C'est mon obsession. Un flot qui coule bien. On peut ménager des rapides, des plats, des montées et des descentes, sans aucun problème. Mais on mesure le rythme, le souffle, la qualité du déroulé de ses arguments. — et fait tout ça à voix haute, devant ses post-its! Par conséquent, je mise sur une structure cartésienne pour le flux d'information, commençant par une évidence, puis structurant en trois parties principales et trois sous-parties pour chaque, et enfin, une conclusion.
10, 20, 30
Guy Kawasaki, ancien responsable marketing chez Apple et actuel PDG de Garage Technology Venture, a formulé un conseil célèbre pour réussir un pitch, surtout dans l'univers techno : 10 diapositives, 20 minutes, et une taille de police de caractères de 30 points au minimum. Il a même suggéré que la taille minimale de la police soit la moitié de l'âge de la personne la plus âgée dans la pièce. Même si vous ne pourrez pas toujours présenter dix diapos seulement, gardez ça en tête pour votre structure — même si c'est tout un défi!
Un design clair et net
Lorsque je conçois une présentation, j'insiste particulièrement sur la clarté, le contraste et la lisibilité. Un design subtil ou élaboré peut se perdre dans les conditions de projection réelles — parfois catastrophiques. Je fais de la taille, du contraste et de la graisse des caractères des éléments clés de ma présentation. J'écris gros et grand, avec des couleurs tranchantes et seulement quelques modèles de diapos. Rien de plus. Je sais que ce sont ces éléments qui garantiront une présentation réussie et mémorable.

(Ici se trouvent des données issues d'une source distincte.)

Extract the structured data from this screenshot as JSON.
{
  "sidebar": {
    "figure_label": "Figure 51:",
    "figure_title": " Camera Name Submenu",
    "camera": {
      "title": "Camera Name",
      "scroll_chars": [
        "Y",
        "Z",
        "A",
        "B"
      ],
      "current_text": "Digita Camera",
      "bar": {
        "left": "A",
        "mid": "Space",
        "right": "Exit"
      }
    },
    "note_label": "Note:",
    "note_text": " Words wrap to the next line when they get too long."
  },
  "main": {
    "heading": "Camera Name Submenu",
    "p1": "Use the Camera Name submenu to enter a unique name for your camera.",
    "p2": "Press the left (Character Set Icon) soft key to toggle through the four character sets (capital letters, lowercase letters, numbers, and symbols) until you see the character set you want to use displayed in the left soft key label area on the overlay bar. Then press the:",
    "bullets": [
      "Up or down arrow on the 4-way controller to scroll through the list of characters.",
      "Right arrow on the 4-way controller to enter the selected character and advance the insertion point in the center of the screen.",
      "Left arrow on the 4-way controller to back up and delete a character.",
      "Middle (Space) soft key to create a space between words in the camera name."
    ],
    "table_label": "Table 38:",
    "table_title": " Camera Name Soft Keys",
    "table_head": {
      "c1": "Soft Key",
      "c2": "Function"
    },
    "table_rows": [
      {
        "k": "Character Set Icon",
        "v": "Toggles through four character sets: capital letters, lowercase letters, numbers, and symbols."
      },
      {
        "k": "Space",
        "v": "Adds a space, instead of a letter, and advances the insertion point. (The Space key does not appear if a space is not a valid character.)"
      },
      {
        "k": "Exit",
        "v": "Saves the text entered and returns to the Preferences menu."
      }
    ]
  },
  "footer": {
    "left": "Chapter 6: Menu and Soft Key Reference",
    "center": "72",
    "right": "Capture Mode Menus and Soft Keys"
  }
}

Faites simple. Et simplifiez davantage
Parlant de modèles de diapos, j'imagine que je n'ai droit qu'à deux modèles de diapositives, avec deux types de design possibles, par exemple, texte blanc sur fond noir et texte noir sur fond blanc. Je choisis ces modèles pour structurer mon discours : les diapos de fond noir pour les titres de partie, et celles de fond blanc pour les contenus. Je m'en tiens uniquement à ces deux modèles pour concentrer l'attention sur mon discours et éviter toute distraction, sans me perdre dans des détails de design.
Une phrase, une idée
Lorsque je crée des diapositives, je les considère comme des affiches publicitaires. Je me souviens de demander à mes équipes d'imprimer les affiches aussi petites que possible, reflétant la manière dont elles seraient vues dans la vie réelle, pas sur un grand écran. Pour mes diapositives, je suis la même logique: je ne veux pas surcharger mon public avec trop de lecture. Je me limite à des phrases chocs, mémorables et simples, comme "Une phrase, une idée". Ces phrases peuvent être notées, photographiées, ou partagées. Elles servent de résumé de ce que je raconte et guident visuellement mon auditoire, leur indiquant qu'ils sont au bon endroit dans la présentation.
Évitez de dire « rien »
Dans mes présentations, je sais que ne rien dire, c'est perdre une occasion précieuse de donner du poids à mon propos. Je ne me contente donc pas d'utiliser des termes neutres ou vides; je cherche à les qualifier pour leur donner plus de force. Au lieu d'un simple "Notre méthode", je préfère dire "Notre méthode éprouvée". Au lieu de "Notre équipe", je choisis "Notre équipe de pros". Plutôt que de me fier uniquement à mon oral avec une simple "Intro", je prends le temps d'écrire "Nous allons vous simplifier la vie". Cela renforce mon discours et laisse une impression plus positive chez ceux qui voient ou entendent ma présentation.
Pas. de. bullet. point.
Dans mes présentation, les "bullet points" sont totalement INTERDITES. Pourquoi? Admettons que j'aie à présenter les trois arguments suivants:
- Plus simple,
- Plus rapide,
- Moins cher
Si je consacre 5 minutes à parler de "Plus simple", je ne veux pas que les esprits soient déjà tournés vers "Moins cher". Il m'importe de garder mon public engagé et d'éviter qu'il ne devance mes propos, comme s'il avait la liste des blagues d'un comédien en main. Pour moi, la gestion du flux d'information est essentielle. Je prends donc le temps nécessaire pour chaque point, selon son importance et sa complexité. Je peux passer rapidement sur "Plus simple" si "Plus rapide" nécessite plus d'explications. Ainsi, je garde le contrôle de l'attention de mon public et m'assure que mes messages sont clairement compris. Je vais donc remplacer ces trois points sur la même diapos... par trois diapos.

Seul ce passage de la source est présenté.